Este português de extraordinário mérito nasceu na Vila de Nisa, Alentejo, em 1585 e faleceu em Cantão, China, em 18 de Julho de 1658, mas achando-se o seu corpo enterrado em Macau. Fez estudos humanísticos na Universidade de Évora e largou como missionário, para o Oriente. Goa, aonde chegou em 1608, foi o primeiro campo de ensaios. Depois, experiente, em 1613, avançou este jesuíta rumo à imensidão do Império da China. Era um dos que queria evangelizar o Dragão. E, para estudar o Dragão, teve olhos que fatigaram os mais inadvertidos esconderijos daquela maneira de ser uma tão diversa civilização. Viu, escreveu. O resultado foi um fascinante livro de realidades que se pareceram com o sonho e que o findar deste século deveria redescobrir agora que os povos da iniciativa pretérita estão a apresentar seus saldos... Este positivo saldo com a China poucos concorrentes tem.
O Padre Álvaro Semedo, lá no Oriente, andava saudoso de Portugal.
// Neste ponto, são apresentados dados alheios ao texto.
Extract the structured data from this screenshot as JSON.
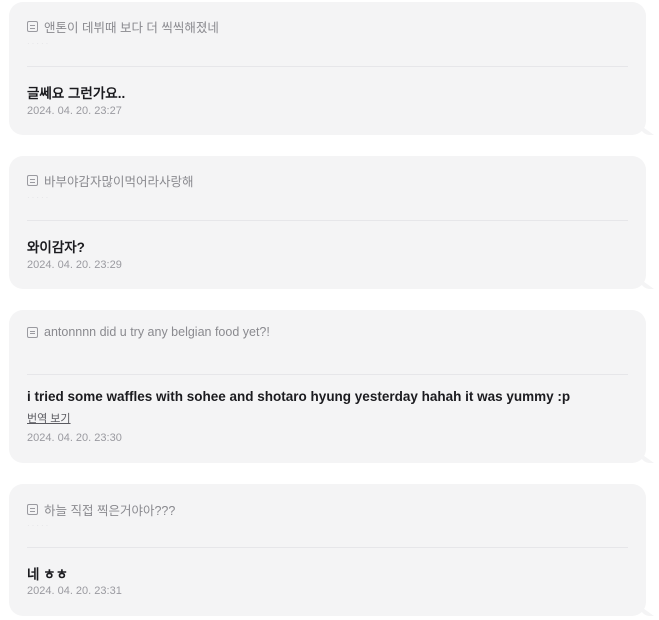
{
  "items": [
    {
      "question": "앤톤이 데뷔때 보다 더 씩씩해졌네",
      "answer": "글쎄요 그런가요..",
      "timestamp": "2024. 04. 20. 23:27"
    },
    {
      "question": "바부야감자많이먹어라사랑해",
      "answer": "와이감자?",
      "timestamp": "2024. 04. 20. 23:29"
    },
    {
      "question": "antonnnn did u try any belgian food yet?!",
      "answer": "i tried some waffles with sohee and shotaro hyung yesterday hahah it was yummy :p",
      "translate_label": "번역 보기",
      "timestamp": "2024. 04. 20. 23:30"
    },
    {
      "question": "하늘 직접 찍은거야아???",
      "answer": "네 ㅎㅎ",
      "timestamp": "2024. 04. 20. 23:31"
    }
  ],
  "icons": {
    "question": "question-box-icon"
  },
  "colors": {
    "card_background": "#f4f4f5",
    "question_text": "#8a8a8f",
    "answer_text": "#1b1b1f",
    "timestamp_text": "#9a9aa0"
  }
}
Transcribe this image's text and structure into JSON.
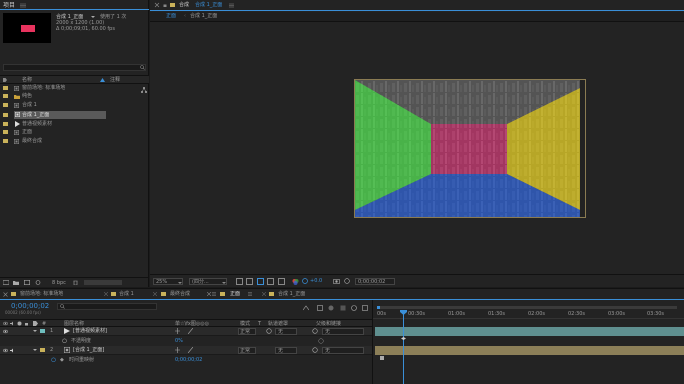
{
  "project": {
    "title": "项目",
    "comp_name": "合成 1_正面",
    "comp_users": "使用了 1 次",
    "comp_size": "2000 x 1200 (1.00)",
    "comp_duration": "Δ 0;00;09;01, 60.00 fps",
    "search_placeholder": "",
    "col_name": "名称",
    "col_comment": "注释",
    "items": [
      {
        "label": "窗前场地: 标准场地",
        "color": "#c9b25a",
        "icon": "composition-icon"
      },
      {
        "label": "纯色",
        "color": "#c9b25a",
        "icon": "folder-icon"
      },
      {
        "label": "合成 1",
        "color": "#c9b25a",
        "icon": "composition-icon"
      },
      {
        "label": "合成 1_正面",
        "color": "#c9b25a",
        "icon": "composition-icon",
        "selected": true
      },
      {
        "label": "普通视频素材",
        "color": "#c9b25a",
        "icon": "footage-icon"
      },
      {
        "label": "正面",
        "color": "#c9b25a",
        "icon": "composition-icon"
      },
      {
        "label": "最终合成",
        "color": "#c9b25a",
        "icon": "composition-icon"
      }
    ],
    "bpc": "8 bpc"
  },
  "viewer": {
    "tab_label": "合成",
    "tab_comp": "合成 1_正面",
    "breadcrumb_active": "正面",
    "breadcrumb_next": "合成 1_正面",
    "zoom": "25%",
    "resolution": "(四分...",
    "exposure": "+0.0",
    "timecode": "0;00;00;02"
  },
  "timeline": {
    "tabs": [
      "窗前场地: 标准场地",
      "合成 1",
      "最终合成",
      "正面",
      "合成 1_正面"
    ],
    "active_tab_index": 3,
    "timecode": "0;00;00;02",
    "frame_info": "00002 (60.00 fps)",
    "col_layer_name": "图层名称",
    "col_switches": "单☆\\fx图◎◎◎",
    "col_mode": "模式",
    "col_trkmat": "T",
    "col_track": "轨道遮罩",
    "col_parent": "父级和链接",
    "layers": [
      {
        "num": "1",
        "name": "[普通视频素材]",
        "color": "#6fbfbf",
        "mode": "正常",
        "track": "无",
        "parent": "无"
      },
      {
        "num": "2",
        "name": "[合成 1_正面]",
        "color": "#c9b25a",
        "mode": "正常",
        "track": "无",
        "parent": "无"
      }
    ],
    "sub1_label": "不透明度",
    "sub1_value": "0%",
    "sub2_label": "时间重映射",
    "sub2_value": "0;00;00;02",
    "ruler": [
      "00s",
      "00:30s",
      "01:00s",
      "01:30s",
      "02:00s",
      "02:30s",
      "03:00s",
      "03:30s"
    ]
  },
  "colors": {
    "green": "#4fe04f",
    "magenta": "#e8337c",
    "blue": "#2b5fd6",
    "yellow": "#e8d020"
  }
}
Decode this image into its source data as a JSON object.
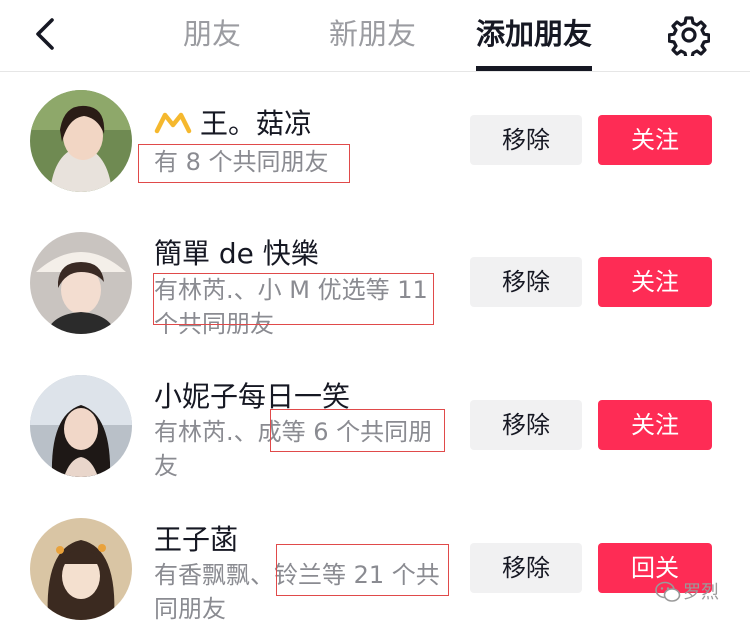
{
  "header": {
    "tabs": [
      {
        "label": "朋友",
        "active": false
      },
      {
        "label": "新朋友",
        "active": false
      },
      {
        "label": "添加朋友",
        "active": true
      }
    ],
    "back_icon": "back-icon",
    "settings_icon": "gear-icon"
  },
  "colors": {
    "follow_button": "#fe2c55",
    "remove_button": "#f1f1f2",
    "highlight_box": "#e04a4a",
    "secondary_text": "#8a8b91"
  },
  "suggestions": [
    {
      "name": "王。菇凉",
      "badge_icon": "crown-icon",
      "mutual": "有 8 个共同朋友",
      "remove_label": "移除",
      "action_label": "关注"
    },
    {
      "name": "簡單 de 快樂",
      "mutual": "有林芮.、小 M 优选等 11 个共同朋友",
      "remove_label": "移除",
      "action_label": "关注"
    },
    {
      "name": "小妮子每日一笑",
      "mutual": "有林芮.、成等 6 个共同朋友",
      "remove_label": "移除",
      "action_label": "关注"
    },
    {
      "name": "王子菡",
      "mutual": "有香飘飘、铃兰等 21 个共同朋友",
      "remove_label": "移除",
      "action_label": "回关"
    }
  ],
  "watermark": {
    "text": "罗烈",
    "icon": "wechat-icon"
  }
}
Tinha de ir a Roma. Em 1640 chega a Lisboa e, em 1642, a Roma. Ao passar por Madrid, conhece o português Manuel de Faria e Sousa (1590 – 1649), polígrafo relacionado com todo o mundo culto e as imprensas. O convívio entre ambos foi frutuoso. O Padre Semedo era o manancial, trazia papéis. Creio, porém, que foi Faria e Sousa quem lapidou o diamante bruto, o ordenou, tendo sempre a seu lado, num trabalho a dois, o dialogante padre Semedo. É que Faria e Sousa ao explicitar que o livro é “sacado de las notícias del padre Alvaro Semedo”, está a enunciar o seu trabalho de revisão que não apenas o de tradutor de língua portuguesa (a do manuscrito) para a língua castelhana. Ou antes, trabalho de co-autoria já que o verbo é passado de realidade. Quer o prólogo de Padre Semedo quer o de Faria e Sousa apontam para essa estreita colaboração entre os dois. A obra não deixa, assim, de ser também de... Faria e Sousa! E pressinto um árduo trabalho entre os dois, um trabalho a vapor: que o Padre Semedo desejará levar o livro, impresso, para Roma! E tudo bate certo. O laborioso Faria e Sousa não desapontava ninguém. O livro é impresso, em Madrid, no ano de 1641. Se no amorfo original se intitulava “Relação da Propagação da Fé no Reyno da China e outros adjacentes”, em castelhano conhecido ficará por “Imperio de la China y Cultura Evangelica en el, por los religiosos de la Compañia de Jesus. Sacado de las noticias del padre Alvaro Semedo de la propria Compañia, por Manoel de Faria y Sousa, cavallero de la Orden de Christo, y de la Casa Real”.
É um continente de imensos dados sobre a história, a geografia, os povos e os costumes da plural China. Sei como Faria e Sousa trabalhava. Tinha um poder genial de coordenar as matérias, situá-las, aparentá-las. Daí que no final dos seus trabalhos (os editados, os que só existem em manuscritos) surjam essas lapidares radiografias que são as “tablas”, os elucidativos índices. Nesse continente de dados não nos perdemos e, muito pelo contrário, rapidamente se alcança o desejado. Parece que Faria e Sousa adivinhava o preguiçoso futuro.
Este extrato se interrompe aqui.